Jeudi 15, vendredi 16 et samedi 17 mars 2012

Université Paris-Sorbonne / Paris IV

Salle des Actes

Programme : cliquer ici

argumentaire

            La stylistique historique (au sens de Georges Molinié 1989 : 43 et suiv., ie, en tant qu’« examen des conditions formelles de la littérature du passé » ) peut-elle aujourd’hui s’exercer en dehors du champ de l’analyse du discours ? Le cas échéant, qu’y gagne-t-elle ? Ces deux questions non consensuelles, qui ne récusent toutefois ni la nécessité ni l’apport – considérable – d’une approche discursive des textes, devraient permettre aux spécialistes d’histoire des formes :

• de reprendre à nouveaux frais la question de la littérarité pour les textes d’ancien régime. Sans se départir de la perspective démythifiante à laquelle a heureusement contribué l’analyse du discours, des propositions récentes – et pas nécessairement convergentes – comme celles de Delphine Denis sur la nouvelle philologie ou encore celles d’Hélène Merlin-Kajman sur l’histoire culturelle, laissent à penser que les productions lettrées de l’ancien régime peuvent – doivent ? – faire l’objet d’un traitement spécifique. Elles semblent se distinguer des autres pratiques discursives contemporaines par la « valeur » qui leur est attachée, non pas la valeur – de facto anachronique – du beau, mais celle de désintéressement ou de gratuité, qu’Hélène Merlin, étudiant les querelles littéraires du XVIIe siècle, a récemment ressaisie en termes anthropologiques : dans cette perspective, les textes littéraires de la première modernité s’inscriraient tous peu ou prou dans une logique du « don ». Partant, si ces analyses sont correctes, la production lettrée de la période considérée ne serait pas réductible au circuit de l’échange marchand et /ou institutionnel dans lequel les travaux de sociologie de la littérature voire ceux d’analyse du discours (si l’on songe, tout du moins, aux récupérations que les spécialistes de l’âge classique ont pu faire, notamment, de l’œuvre de Dominique Maingueneau) l’ont inscrite depuis plus d’une vingtaine d’années. L’une des tâches de la stylistique historique consiste peut-être à produire des outils d’analyse qui, différents de ceux de l’analyse du discours, permettront d’en penser et d’en décrire tout à la fois les modalités d’inscription et de sortie.

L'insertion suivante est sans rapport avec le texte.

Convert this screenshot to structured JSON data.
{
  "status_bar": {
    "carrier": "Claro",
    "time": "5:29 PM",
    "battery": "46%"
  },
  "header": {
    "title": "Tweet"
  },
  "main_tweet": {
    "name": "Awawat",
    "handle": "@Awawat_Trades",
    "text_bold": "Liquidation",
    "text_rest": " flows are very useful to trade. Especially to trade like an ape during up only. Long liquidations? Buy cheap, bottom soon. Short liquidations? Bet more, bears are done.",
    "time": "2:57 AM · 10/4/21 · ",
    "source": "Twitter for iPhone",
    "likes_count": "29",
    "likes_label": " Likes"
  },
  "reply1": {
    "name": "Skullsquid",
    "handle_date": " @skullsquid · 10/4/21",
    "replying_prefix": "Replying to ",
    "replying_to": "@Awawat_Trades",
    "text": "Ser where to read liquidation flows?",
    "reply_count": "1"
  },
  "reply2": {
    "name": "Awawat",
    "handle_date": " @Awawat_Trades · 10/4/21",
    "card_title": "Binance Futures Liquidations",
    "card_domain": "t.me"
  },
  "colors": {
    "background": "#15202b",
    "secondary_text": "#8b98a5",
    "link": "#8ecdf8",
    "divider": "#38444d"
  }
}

• de revenir sur la césure radicale dont se soutient le tout récent livre de Gilles Philippe et Julien Piat (dir.), qui, opposant la littérature-discours d’avant 1850 à la littérature-texte d’après 1850, rabattant la langue de la production lettrée d’avant 1850 sur celle de la langue commune, évalue celle-là en terme de « norme haute » pour celle-ci, et récuse à la première son statut de « langue littéraire ». Cette ligne de partage prolonge les propositions bourdieusiennes sur l’autonomisation de la littérature dans la seconde moitié du XIXe siècle. À l’intérieur des sciences du texte, elle introduit une scission disciplinaire : aux spécialistes de l’ancien régime et du romantisme l’analyse du discours ; aux spécialistes de la modernité post-flaubertienne la stylistique.

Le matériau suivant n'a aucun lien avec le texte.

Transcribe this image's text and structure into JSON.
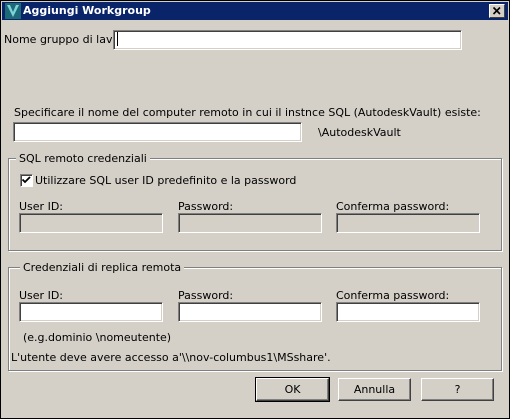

• de réfléchir à la question – aujourd’hui cruciale pour nos pratiques d’enseignement – de la transmission : qu’est-il donné à la stylistique historique de transmettre ? Peut-elle transmettre autre chose que ce que transmet l’analyse du discours, soit, une description du contexte (d’apparition et de réception) ? Peut-elle et doit-elle se sortir de cette logique où la « transmission » s’apparente à une simple « mise à disposition » ? À quelles conditions lui est-il donné de ressaisir, dans un cadre d’analyse non mystique, la question de la transmission du goût de la littérature, ie, non pas seulement de son sens historique passé, mais de son sens renouvelé dans la trans-historicité d’une émotion, d’un plaisir de lecture communément partagé ?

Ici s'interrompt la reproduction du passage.